The usual `--' operand is now supported by chroot, hostid, hostname,
pwd, sync, and yes.
`od' now conforms to POSIX better, and is more compatible with BSD:
The older syntax "od [-abcdfilosx]... [FILE] [[+]OFFSET[.][b]]" now works
even without --traditional. This is a change in behavior if there
are one or two operands and the last one begins with +, or if
there are two operands and the latter one begins with a digit.
For example, "od foo 10" and "od +10" now treat the last operand as
an offset, not as a file name.
-h is no longer documented, and may be withdrawn in future versions.
Use -x or -t x2 instead.
-i is now equivalent to -t dI (not -t d2), and
-l is now equivalent to -t dL (not -t d4).
-s is now equivalent to -t d2. The old "-s[NUM]" or "-s NUM"

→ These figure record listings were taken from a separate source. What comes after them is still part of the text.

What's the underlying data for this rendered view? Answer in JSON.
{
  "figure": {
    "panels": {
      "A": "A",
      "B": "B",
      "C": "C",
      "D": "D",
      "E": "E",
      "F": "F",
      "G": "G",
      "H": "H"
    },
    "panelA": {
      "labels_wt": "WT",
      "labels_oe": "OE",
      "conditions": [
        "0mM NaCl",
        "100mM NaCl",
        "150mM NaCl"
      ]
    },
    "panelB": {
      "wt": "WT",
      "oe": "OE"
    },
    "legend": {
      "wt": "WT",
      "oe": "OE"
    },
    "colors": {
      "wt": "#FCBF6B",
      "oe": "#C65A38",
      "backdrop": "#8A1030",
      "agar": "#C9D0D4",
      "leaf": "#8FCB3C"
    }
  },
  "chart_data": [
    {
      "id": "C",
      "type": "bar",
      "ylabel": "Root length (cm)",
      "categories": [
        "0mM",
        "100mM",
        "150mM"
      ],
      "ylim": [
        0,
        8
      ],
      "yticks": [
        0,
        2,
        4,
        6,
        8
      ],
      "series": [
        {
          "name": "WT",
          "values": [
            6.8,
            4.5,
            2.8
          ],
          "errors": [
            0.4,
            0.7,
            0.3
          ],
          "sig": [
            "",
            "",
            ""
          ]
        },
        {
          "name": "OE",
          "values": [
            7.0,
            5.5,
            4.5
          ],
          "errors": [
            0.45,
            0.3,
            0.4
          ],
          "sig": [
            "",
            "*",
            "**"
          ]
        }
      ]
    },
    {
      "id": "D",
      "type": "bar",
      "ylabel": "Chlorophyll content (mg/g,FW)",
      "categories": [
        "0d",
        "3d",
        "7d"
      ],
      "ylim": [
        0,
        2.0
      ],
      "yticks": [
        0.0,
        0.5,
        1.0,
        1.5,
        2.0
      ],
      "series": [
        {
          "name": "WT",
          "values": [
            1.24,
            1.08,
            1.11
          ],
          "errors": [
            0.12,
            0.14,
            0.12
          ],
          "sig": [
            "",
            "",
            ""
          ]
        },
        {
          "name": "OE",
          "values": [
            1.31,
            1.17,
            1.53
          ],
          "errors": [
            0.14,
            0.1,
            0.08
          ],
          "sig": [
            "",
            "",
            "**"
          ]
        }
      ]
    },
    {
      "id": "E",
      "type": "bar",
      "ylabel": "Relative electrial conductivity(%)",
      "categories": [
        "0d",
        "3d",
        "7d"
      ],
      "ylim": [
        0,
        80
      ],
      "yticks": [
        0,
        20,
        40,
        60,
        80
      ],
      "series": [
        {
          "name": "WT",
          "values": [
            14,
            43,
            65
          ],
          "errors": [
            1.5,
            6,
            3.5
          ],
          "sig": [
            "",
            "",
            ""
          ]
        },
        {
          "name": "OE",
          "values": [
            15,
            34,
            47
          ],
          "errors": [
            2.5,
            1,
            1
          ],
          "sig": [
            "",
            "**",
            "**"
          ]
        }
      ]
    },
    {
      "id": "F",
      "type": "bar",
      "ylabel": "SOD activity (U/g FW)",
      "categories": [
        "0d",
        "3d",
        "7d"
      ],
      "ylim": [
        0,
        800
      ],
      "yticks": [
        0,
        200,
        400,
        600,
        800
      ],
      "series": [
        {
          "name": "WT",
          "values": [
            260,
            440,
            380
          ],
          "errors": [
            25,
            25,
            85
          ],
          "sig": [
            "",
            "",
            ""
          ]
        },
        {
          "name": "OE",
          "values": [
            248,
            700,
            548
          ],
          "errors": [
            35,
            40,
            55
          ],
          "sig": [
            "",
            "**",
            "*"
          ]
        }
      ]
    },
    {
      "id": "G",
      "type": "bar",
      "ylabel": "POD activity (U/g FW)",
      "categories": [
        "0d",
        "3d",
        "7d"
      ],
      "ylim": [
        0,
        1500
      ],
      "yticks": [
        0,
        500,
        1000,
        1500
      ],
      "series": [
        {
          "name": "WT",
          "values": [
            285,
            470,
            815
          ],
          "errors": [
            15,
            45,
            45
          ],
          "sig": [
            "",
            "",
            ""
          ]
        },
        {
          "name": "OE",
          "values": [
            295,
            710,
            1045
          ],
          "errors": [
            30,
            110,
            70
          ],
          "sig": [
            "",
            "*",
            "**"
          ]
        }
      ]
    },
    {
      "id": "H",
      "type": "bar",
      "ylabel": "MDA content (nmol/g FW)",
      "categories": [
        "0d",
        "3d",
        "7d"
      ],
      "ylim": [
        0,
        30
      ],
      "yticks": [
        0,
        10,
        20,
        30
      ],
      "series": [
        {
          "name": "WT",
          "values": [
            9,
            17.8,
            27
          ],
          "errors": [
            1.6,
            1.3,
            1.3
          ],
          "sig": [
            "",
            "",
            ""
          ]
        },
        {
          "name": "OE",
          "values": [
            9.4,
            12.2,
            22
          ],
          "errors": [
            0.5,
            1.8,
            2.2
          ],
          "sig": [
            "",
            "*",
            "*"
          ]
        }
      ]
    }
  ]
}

option has been renamed to "-S NUM".
The default output format is now -t oS, not -t o2, i.e., short int
rather than two-byte int. This makes a difference only on hosts like
Cray systems where the C short int type requires more than two bytes.
The stat option --filesystem has been renamed to --file-system, for
consistency with POSIX "file system" and with cp and du --one-file-system.
** Removed features
md5sum and sha1sum's undocumented --string option has been removed.
tail's undocumented --max-consecutive-size-changes option has been removed.